How social media is encouraging us to #DoSomethingForNothing
According to the chief of the Charity Commission, this is an era of ‘charity fatigue’ and ‘empathy deficit.’ Britain alone has over 180,000 charities. Since the Kids Company scandal we are becoming increasingly skeptical about where exactly our money is going. Public cynicism continues to build in response to constant guilt bombardments through the post, and approaches on the street by commission driven charity representatives. And yet there is little evidence of this cynicism online as more and more people are using social media as an outlet for small acts of charity.
Some celebrities are using their digital platforms to espouse worthwhile causes, such as Leonardo Dicaprio whose Instagram account is dedicated to his passion for the environment. Likewise, lifestyle influencers are making inroads into more socially sensitive issues. This week three food bloggers, with a combined reach of 900,000 Instagram followers, were recruited by the EU and WFP to tell the story of Syrian refugees. While charitable campaigning on social media isn’t a new phenomenon, digital platforms like Instagram and Twitter are encouraging a more charitable mindset.

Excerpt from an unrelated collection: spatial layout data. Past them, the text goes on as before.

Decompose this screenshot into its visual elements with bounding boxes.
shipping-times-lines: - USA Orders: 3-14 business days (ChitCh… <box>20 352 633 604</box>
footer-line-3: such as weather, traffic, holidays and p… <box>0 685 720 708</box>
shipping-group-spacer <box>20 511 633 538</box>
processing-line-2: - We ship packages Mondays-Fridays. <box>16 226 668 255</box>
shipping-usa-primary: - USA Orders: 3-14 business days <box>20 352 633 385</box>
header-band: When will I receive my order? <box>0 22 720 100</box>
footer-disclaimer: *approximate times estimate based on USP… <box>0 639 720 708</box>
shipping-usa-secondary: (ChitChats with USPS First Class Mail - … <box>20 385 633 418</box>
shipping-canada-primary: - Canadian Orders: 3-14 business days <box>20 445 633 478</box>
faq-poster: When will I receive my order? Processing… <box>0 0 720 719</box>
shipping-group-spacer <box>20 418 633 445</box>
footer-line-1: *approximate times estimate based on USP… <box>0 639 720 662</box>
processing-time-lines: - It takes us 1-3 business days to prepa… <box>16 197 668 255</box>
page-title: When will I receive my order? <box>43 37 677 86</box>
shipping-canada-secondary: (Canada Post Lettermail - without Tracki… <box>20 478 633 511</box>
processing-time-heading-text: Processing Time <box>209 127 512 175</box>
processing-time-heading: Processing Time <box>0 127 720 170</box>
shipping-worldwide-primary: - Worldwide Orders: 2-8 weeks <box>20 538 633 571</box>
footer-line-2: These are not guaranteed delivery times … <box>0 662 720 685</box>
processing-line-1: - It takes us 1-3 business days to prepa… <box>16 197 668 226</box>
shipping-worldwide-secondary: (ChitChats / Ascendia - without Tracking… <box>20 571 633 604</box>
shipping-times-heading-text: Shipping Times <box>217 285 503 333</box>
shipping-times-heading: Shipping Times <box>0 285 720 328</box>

This was certainly the motivation behind Joshua Coombe’s idea in London. The hairdresser sparked the movement #dosomethingfornothing after taking the initiative to cut the hair of the homeless and document their transformation on Instagram. His belief was that this would inspire others to do small acts of kindness for free. #Match4Lara was another digital campaign launched to help find Lara a lifesaving donor; the outcome of which was that more than 20,000 people signed up to the global stem cell register.
Importantly, these social media platforms offer people something that charitable representatives in the street don’t: a lack of financial commitment. #Dosomethingfornothing encourages people to be more than armchair activists sharing posts and tweets, without the pressure of a price tag.